1. The TCP checksum is a 16-bit checksum so you can't simply permute the characters in Connection and always expect to get the same answer.
2. The position at which Connection starts may not be on a 16 bit boundary and thus the permutation would have to take into account this positioning.
3. The header could be split across packets making this much harder.
In the example given nnCoection makes sense because the 16-bit words nn and Co have been swapped which will not alter the checksum as long as Connection was starting on a 16-bit boundary.
2) TCP is a byte oriented protocol, so there is no endian or word boundary problems.
3) Nothing is going to split a IP package between the backend servers and and the frontend balancer, where the later sees the "Connection". If something between the balancer and the client splits, it is its problem to recompute the new CRC
TCP doesn't use a CRC, it uses the algorithm described in RFC 1071 (http://www.ietf.org/rfc/rfc1071.txt) which relies on ones-complement summing of 16-bit word values. Thus the position at which Connection appears does matter, as does the swapping of characters.
I really love these abuses of TCP. Over the weekend I setup my router to do TCP proxying, and I noticed that a lot of sites do not emit valid TCP streams (making them inaccessible to machines behind the router). Metafilter, in particular, emits a valid stream if the page is not cached (like submitting an article), but it's hit or miss if the page is cached.

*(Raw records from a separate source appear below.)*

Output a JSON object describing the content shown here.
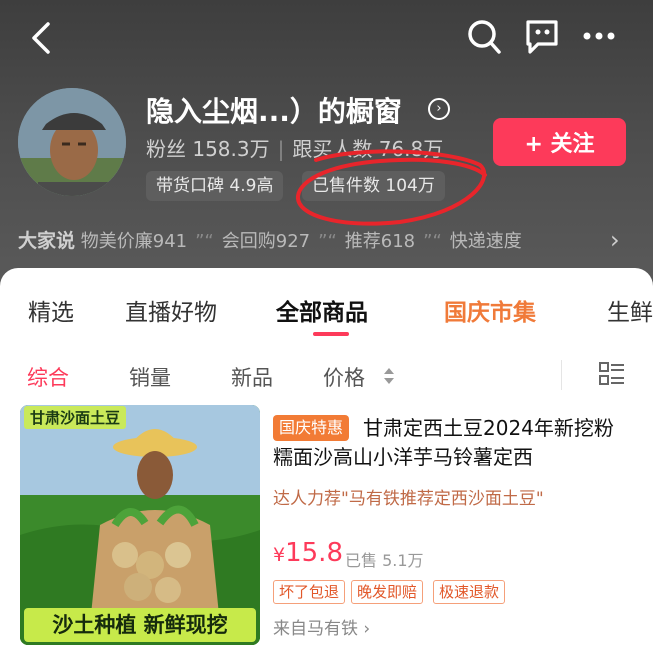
{
  "header": {
    "title": "隐入尘烟...）的橱窗",
    "fans_label": "粉丝",
    "fans_value": "158.3万",
    "buyers_label": "跟买人数",
    "buyers_value": "76.8万",
    "follow_label": "+ 关注",
    "badge_reputation": "带货口碑 4.9高",
    "badge_sold": "已售件数 104万",
    "reviews_title": "大家说",
    "reviews": [
      "物美价廉941",
      "会回购927",
      "推荐618",
      "快递速度"
    ]
  },
  "tabs": [
    "精选",
    "直播好物",
    "全部商品",
    "国庆市集",
    "生鲜"
  ],
  "active_tab": "全部商品",
  "sort": [
    "综合",
    "销量",
    "新品",
    "价格"
  ],
  "product": {
    "image_tag": "甘肃沙面土豆",
    "image_caption": "沙土种植 新鲜现挖",
    "promo": "国庆特惠",
    "title": "甘肃定西土豆2024年新挖粉糯面沙高山小洋芋马铃薯定西",
    "recommend": "达人力荐\"马有铁推荐定西沙面土豆\"",
    "currency": "¥",
    "price": "15.8",
    "sold": "已售 5.1万",
    "services": [
      "坏了包退",
      "晚发即赔",
      "极速退款"
    ],
    "from": "来自马有铁 ›"
  },
  "colors": {
    "accent": "#fd3a5a",
    "festive": "#f07a39",
    "header_bg": "#4a4a4a"
  },
  "icons": [
    "back-icon",
    "search-icon",
    "customer-service-icon",
    "more-icon",
    "chevron-right-icon",
    "sort-arrows-icon",
    "layout-list-icon"
  ]
}
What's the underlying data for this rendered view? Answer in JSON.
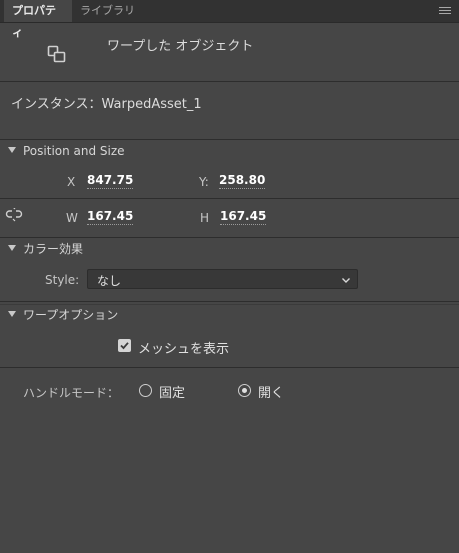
{
  "tabs": [
    {
      "label": "プロパティ",
      "active": true
    },
    {
      "label": "ライブラリ",
      "active": false
    }
  ],
  "panel_menu_icon": "hamburger-menu-icon",
  "symbol": {
    "icon": "warp-object-icon",
    "type_label": "ワープした オブジェクト"
  },
  "instance": {
    "label": "インスタンス：",
    "name": "WarpedAsset_1"
  },
  "position_size": {
    "title": "Position and Size",
    "x_label": "X",
    "x_value": "847.75",
    "y_label": "Y:",
    "y_value": "258.80",
    "link_icon": "link-icon",
    "w_label": "W",
    "w_value": "167.45",
    "h_label": "H",
    "h_value": "167.45"
  },
  "color_effect": {
    "title": "カラー効果",
    "style_label": "Style:",
    "style_value": "なし"
  },
  "warp_options": {
    "title": "ワープオプション",
    "show_mesh_label": "メッシュを表示",
    "show_mesh_checked": true,
    "handle_mode_label": "ハンドルモード：",
    "option_fixed": "固定",
    "option_open": "開く",
    "selected": "開く"
  },
  "colors": {
    "panel_bg": "#464646",
    "tabbar_bg": "#323232",
    "value_text": "#ffffff"
  }
}
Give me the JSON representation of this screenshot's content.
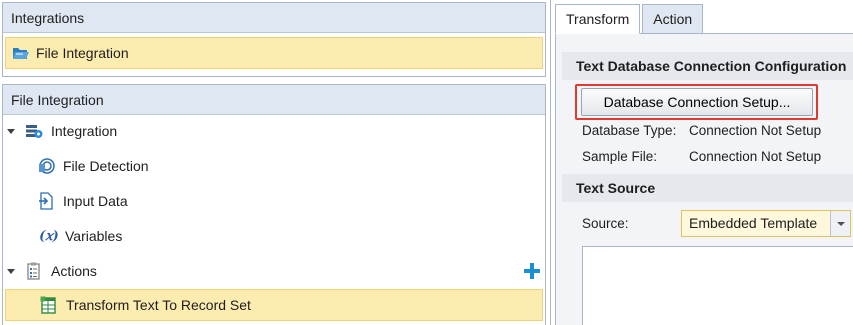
{
  "integrations_panel": {
    "header": "Integrations",
    "selected_item": "File Integration"
  },
  "file_integration_panel": {
    "header": "File Integration",
    "tree": {
      "integration_label": "Integration",
      "file_detection_label": "File Detection",
      "input_data_label": "Input Data",
      "variables_label": "Variables",
      "actions_label": "Actions",
      "transform_label": "Transform Text To Record Set"
    }
  },
  "tabs": {
    "transform": "Transform",
    "action": "Action"
  },
  "config": {
    "section_title": "Text Database Connection Configuration",
    "db_button_label": "Database Connection Setup...",
    "database_type_label": "Database Type:",
    "database_type_value": "Connection Not Setup",
    "sample_file_label": "Sample File:",
    "sample_file_value": "Connection Not Setup"
  },
  "text_source": {
    "section_title": "Text Source",
    "source_label": "Source:",
    "source_value": "Embedded Template"
  },
  "colors": {
    "header_bg": "#dfe7f2",
    "selection_bg": "#fdecb0",
    "highlight_border": "#e03a2e",
    "add_icon": "#1a8fd6"
  }
}
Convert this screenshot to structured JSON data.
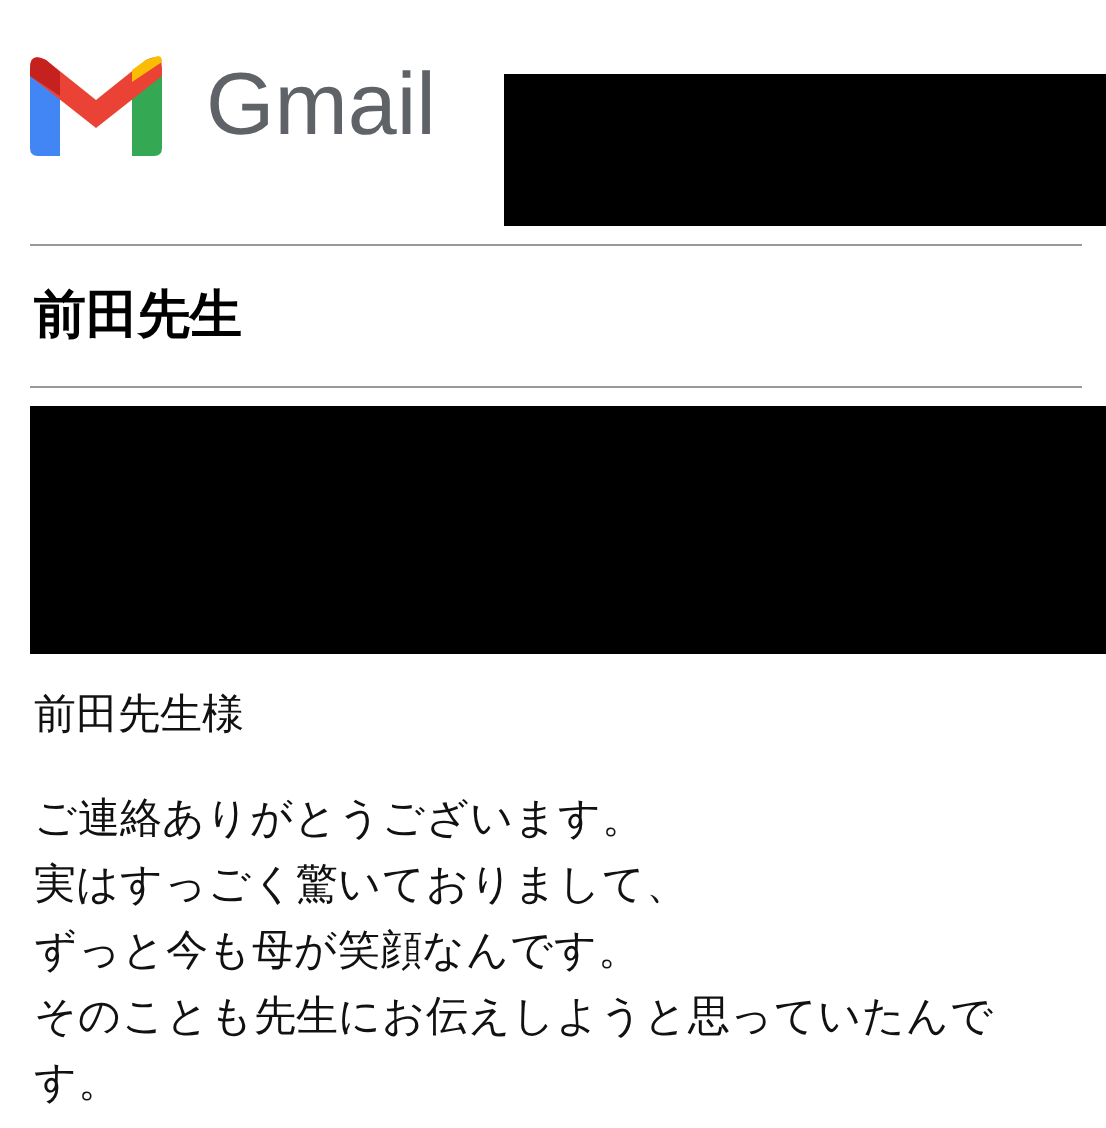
{
  "header": {
    "logo_text": "Gmail"
  },
  "subject": "前田先生",
  "message": {
    "greeting": "前田先生様",
    "lines": [
      "ご連絡ありがとうございます。",
      "実はすっごく驚いておりまして、",
      "ずっと今も母が笑顔なんです。",
      "そのことも先生にお伝えしようと思っていたんです。"
    ]
  }
}
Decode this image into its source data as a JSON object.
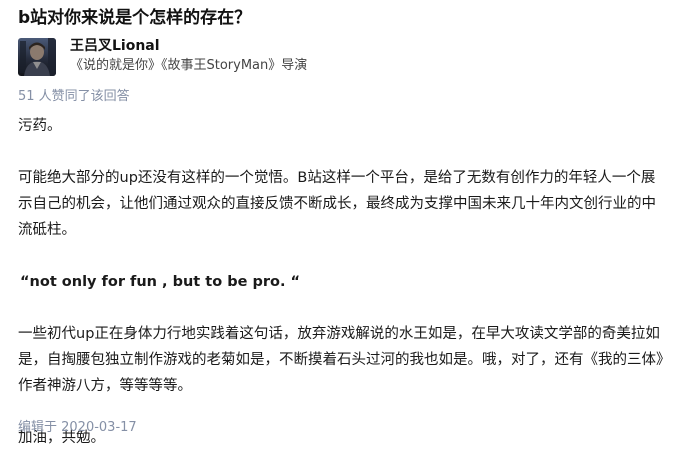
{
  "question": {
    "title": "b站对你来说是个怎样的存在？"
  },
  "author": {
    "name": "王吕叉Lional",
    "headline": "《说的就是你》《故事王StoryMan》导演"
  },
  "answer": {
    "vote_text": "51 人赞同了该回答",
    "paragraphs": [
      "污药。",
      "可能绝大部分的up还没有这样的一个觉悟。B站这样一个平台，是给了无数有创作力的年轻人一个展示自己的机会，让他们通过观众的直接反馈不断成长，最终成为支撑中国未来几十年内文创行业的中流砥柱。",
      "“not only for fun , but to be pro. “",
      "一些初代up正在身体力行地实践着这句话，放弃游戏解说的水王如是，在早大攻读文学部的奇美拉如是，自掏腰包独立制作游戏的老菊如是，不断摸着石头过河的我也如是。哦，对了，还有《我的三体》作者神游八方，等等等等。",
      "加油，共勉。"
    ],
    "edit_time": "编辑于 2020-03-17"
  }
}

Presumably this is because the load balancer hijacks the raw TCP connection, but is not smart enough to use valid sequence numbers:
The side effect of the Internet violating the TCP standard is that TCP becomes a lot less resistant to man-in-the-middle attacks. And, my firewall has to deal with various strange things, like packets in the middle of a TCP stream that have a TTL such that they don't get routed, but do affect the firewall's state table. But hey, at least your load balancer doesn't have to establish two TCP connections! Imagine the latency that would introduce!
This is actually really annoying. The same thing happens with isohunt.com, at least, if I disable the scrub feature of my PF firewall I can get to isohunt.com, if I enable the scrub feature I can no longer get to isohunt.
Now, like you mentioned there seem to be quite a few sites that are doing this. It irks me that this abuse of TCP/IP happens which makes it harder to write proper firewalling software and rules.